He was just 30 years of age, in apparent good health, and involved in an exciting lacrosse match.– suddenly, he collapsed.
Minutes later, with his Toronto Marlboro teammates watching in stunned disbelief, Lance Isaacs was dead.
Born on the Six Nations Reserve in Ontario, Lance displayed unusual skill and sportsmanship as he and brother Bill rose to stardom with teams in both Canada and the United States.
While still youngsters, the brothers joined Brantford’s Haldimand Rifles of the Ontario Amateur Lacrosse Association, eventually capturing the 1932 Intermediate championship.
During the winter months, the Isaacs and other Six Nations’ athletes toiled with the Rochester Iroquois club in the New York State League. Then, in 1935, both lined up with the Burlington Combines for two seasons before joining the Toronto Marlboros.
On July 19, 1937, the black pall of mortality fell over Maple Leaf Gardens.

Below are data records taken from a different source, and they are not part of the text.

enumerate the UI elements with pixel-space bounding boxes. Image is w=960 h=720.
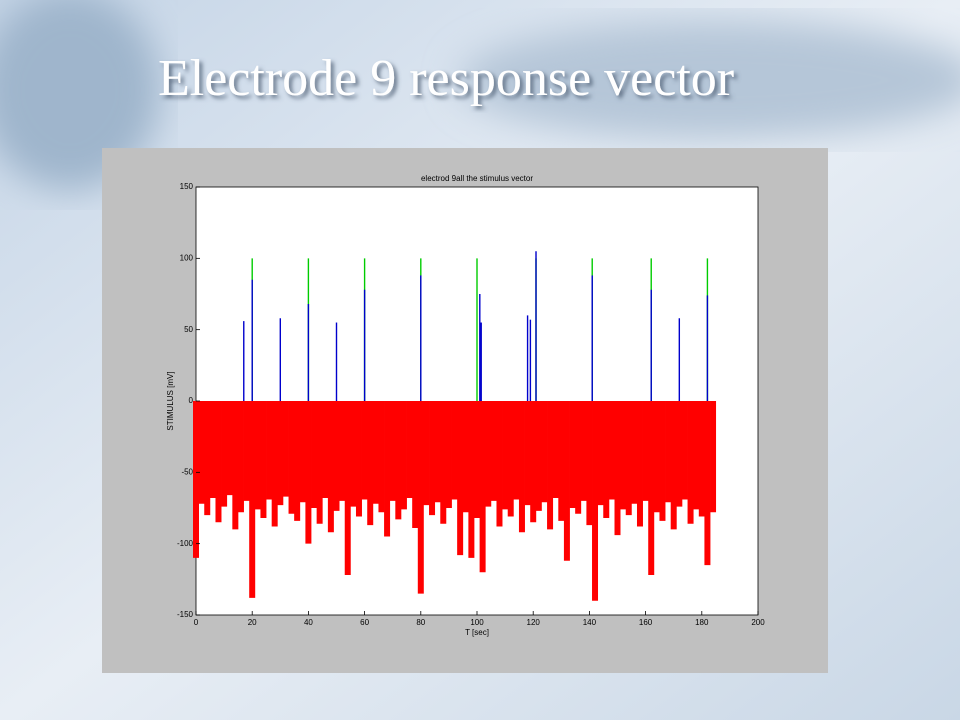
y-tick-label: -50 (181, 467, 193, 476)
y-tick-label: -100 (177, 539, 194, 548)
x-tick-label: 100 (470, 618, 484, 627)
x-tick-label: 0 (194, 618, 199, 627)
x-tick-label: 160 (639, 618, 653, 627)
y-tick-label: 50 (184, 325, 193, 334)
x-axis-label: T [sec] (465, 628, 489, 637)
marks (193, 251, 717, 601)
x-tick-label: 120 (527, 618, 541, 627)
decoration (460, 20, 960, 140)
x-tick-label: 20 (248, 618, 257, 627)
chart-title: electrod 9all the stimulus vector (421, 174, 533, 183)
x-tick-label: 60 (360, 618, 369, 627)
photo-decoration (0, 0, 160, 190)
y-tick-label: -150 (177, 610, 194, 619)
y-tick-label: 150 (180, 182, 194, 191)
x-tick-label: 180 (695, 618, 709, 627)
x-tick-label: 40 (304, 618, 313, 627)
x-tick-label: 140 (583, 618, 597, 627)
y-tick-label: 100 (180, 253, 194, 262)
x-tick-label: 80 (416, 618, 425, 627)
x-tick-label: 200 (751, 618, 765, 627)
y-tick-label: 0 (189, 396, 194, 405)
y-axis-label: STIMULUS [mV] (166, 371, 175, 430)
slide-title: Electrode 9 response vector (158, 50, 734, 107)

Lance showed no signs of ill-health during his many shifts with linemates Bill Brunskill, Smiley Young and brother Bill. But, as the players made their way into the dressing room at halftime, Lance suddenly sat down on the end of the rubbing table, grabbed his chest, and uttered “Hey.”
With that, he fell over backwards in what his shocked teammates thought was a faint. Minutes later, while cradled in his brother’s arms, Lance passed away from what was determined to be heart failure.
Garden officials immediately called off the game and gave the 600 spectators passout checks for a future game. The opposing team, Brampton Excelsiors, paid tribute to the memory of Lance Isaacs by allowing the game to stand as a regular contest, the score being 7-5 for Marlboros at the halfway mark.
It was a magnificent sporting gesture on the part of Excelsiors as Lance Isaacs had scored the seventh and final Marlboro goal just 54 seconds prior to the completion of the second period.